Return a direct reference to the named array.

Use .copy() to obtain a snapshot equivalent to TerraME's .past.

Raises:

Type	Description
KeyError	If name is not in self.arrays.

Source code in dissmodel/geo/raster/backend.py

def get(self, name: str) -> np.ndarray:
    """
    Return a direct reference to the named array.
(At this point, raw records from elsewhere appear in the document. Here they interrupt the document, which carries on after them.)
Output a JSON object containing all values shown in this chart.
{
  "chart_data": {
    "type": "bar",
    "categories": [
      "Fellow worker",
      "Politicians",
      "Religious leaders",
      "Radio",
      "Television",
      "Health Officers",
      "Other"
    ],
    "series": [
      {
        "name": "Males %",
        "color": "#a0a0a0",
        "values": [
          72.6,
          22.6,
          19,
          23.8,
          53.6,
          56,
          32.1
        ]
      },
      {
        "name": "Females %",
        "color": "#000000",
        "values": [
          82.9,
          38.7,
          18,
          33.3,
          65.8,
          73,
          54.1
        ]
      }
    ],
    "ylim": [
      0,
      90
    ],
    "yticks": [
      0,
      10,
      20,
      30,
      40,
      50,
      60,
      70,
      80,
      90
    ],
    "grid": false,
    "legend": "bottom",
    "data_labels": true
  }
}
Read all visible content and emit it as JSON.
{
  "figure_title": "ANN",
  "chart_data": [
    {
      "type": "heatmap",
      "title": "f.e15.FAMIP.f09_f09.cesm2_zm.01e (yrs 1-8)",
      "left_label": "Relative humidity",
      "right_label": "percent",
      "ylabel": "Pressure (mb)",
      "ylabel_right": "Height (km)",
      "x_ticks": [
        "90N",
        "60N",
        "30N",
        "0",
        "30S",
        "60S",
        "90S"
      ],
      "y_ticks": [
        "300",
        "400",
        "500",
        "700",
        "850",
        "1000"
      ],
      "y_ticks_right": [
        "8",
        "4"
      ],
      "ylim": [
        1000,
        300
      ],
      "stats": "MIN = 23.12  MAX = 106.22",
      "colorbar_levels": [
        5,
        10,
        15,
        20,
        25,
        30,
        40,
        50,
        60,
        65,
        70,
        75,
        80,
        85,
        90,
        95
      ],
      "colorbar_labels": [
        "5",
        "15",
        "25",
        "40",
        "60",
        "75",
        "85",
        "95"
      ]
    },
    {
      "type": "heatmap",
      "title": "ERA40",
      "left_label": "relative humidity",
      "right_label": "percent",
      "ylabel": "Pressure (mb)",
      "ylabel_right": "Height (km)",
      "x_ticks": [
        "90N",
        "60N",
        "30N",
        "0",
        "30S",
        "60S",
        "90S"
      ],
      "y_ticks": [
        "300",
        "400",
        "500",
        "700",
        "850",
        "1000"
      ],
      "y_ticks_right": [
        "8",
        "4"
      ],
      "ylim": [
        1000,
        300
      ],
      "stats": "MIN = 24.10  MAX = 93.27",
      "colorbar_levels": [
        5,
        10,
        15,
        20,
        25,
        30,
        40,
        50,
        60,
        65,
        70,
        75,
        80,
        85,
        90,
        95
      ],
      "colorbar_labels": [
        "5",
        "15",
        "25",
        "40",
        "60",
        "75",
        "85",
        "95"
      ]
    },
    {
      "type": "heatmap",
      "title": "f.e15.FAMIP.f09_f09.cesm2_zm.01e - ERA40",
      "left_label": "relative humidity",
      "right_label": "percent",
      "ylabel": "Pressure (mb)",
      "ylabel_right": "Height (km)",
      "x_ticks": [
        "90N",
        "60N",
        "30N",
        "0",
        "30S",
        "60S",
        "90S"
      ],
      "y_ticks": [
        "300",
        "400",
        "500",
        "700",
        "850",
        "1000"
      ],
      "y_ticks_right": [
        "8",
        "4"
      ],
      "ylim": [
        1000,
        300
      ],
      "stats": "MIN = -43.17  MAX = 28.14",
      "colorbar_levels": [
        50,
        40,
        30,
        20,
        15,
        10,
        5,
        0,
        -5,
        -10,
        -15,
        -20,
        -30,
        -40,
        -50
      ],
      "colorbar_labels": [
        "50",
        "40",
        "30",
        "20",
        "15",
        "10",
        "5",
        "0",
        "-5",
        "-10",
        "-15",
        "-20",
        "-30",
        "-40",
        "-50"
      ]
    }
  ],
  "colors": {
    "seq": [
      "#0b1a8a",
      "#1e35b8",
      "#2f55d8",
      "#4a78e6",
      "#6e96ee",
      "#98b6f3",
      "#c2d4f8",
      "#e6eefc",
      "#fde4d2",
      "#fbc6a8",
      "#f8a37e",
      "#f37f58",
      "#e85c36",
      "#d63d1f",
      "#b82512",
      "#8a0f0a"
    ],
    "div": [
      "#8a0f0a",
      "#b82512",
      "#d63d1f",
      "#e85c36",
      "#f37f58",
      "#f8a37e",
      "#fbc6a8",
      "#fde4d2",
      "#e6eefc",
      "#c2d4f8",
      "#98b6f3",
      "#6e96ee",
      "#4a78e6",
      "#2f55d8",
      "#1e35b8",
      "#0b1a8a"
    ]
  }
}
    Use ``.copy()`` to obtain a snapshot equivalent to TerraME's ``.past``.

    Raises
    ------
    KeyError
        If ``name`` is not in ``self.arrays``.
    """
    return self.arrays[name]

neighbor_contact(condition, neighborhood=None) staticmethod

Return a boolean mask where each cell has at least one neighbour satisfying condition.

Parameters:

Name	Type	Description	Default
condition	ndarray		required
neighborhood	list[tuple[int, int]] | None	None uses Moore neighbourhood via binary_dilation.	None

Returns:

Type	Description
ndarray	Boolean array.

Source code in dissmodel/geo/raster/backend.py

@staticmethod
def neighbor_contact(
    condition: np.ndarray,
    neighborhood: list[tuple[int, int]] | None = None,
) -> np.ndarray:
    """
    Return a boolean mask where each cell has at least one neighbour
    satisfying ``condition``.

    Parameters
    ----------
    condition : np.ndarray
    neighborhood : list[tuple[int, int]] | None
        ``None`` uses Moore neighbourhood via ``binary_dilation``.

    Returns
    -------
    np.ndarray
        Boolean array.
    """
    if neighborhood is None:
        return binary_dilation(condition.astype(bool), structure=np.ones((3, 3)))
    result = np.zeros_like(condition, dtype=bool)
    for dr, dc in neighborhood:
        result |= RasterBackend.shift2d(condition.astype(np.int8), dr, dc) > 0
    return result

rename_band(old, new)

Rename an array in-place. No-op if old does not exist.

Parameters:

Name	Type	Description	Default
old	str	Current band name.	required
new	str	Target band name.	required

Source code in dissmodel/geo/raster/backend.py

def rename_band(self, old: str, new: str) -> None:
    """
    Rename an array in-place. No-op if ``old`` does not exist.

    Parameters
    ----------
    old : str
        Current band name.
    new : str
        Target band name.
    """
    if old in self.arrays:
        self.arrays[new] = self.arrays.pop(old)

set(name, array)

Store a copy of array under name.

Source code in dissmodel/geo/raster/backend.py

def set(self, name: str, array: np.ndarray) -> None:
    """Store a copy of ``array`` under ``name``."""
    self.arrays[name] = np.asarray(array).copy()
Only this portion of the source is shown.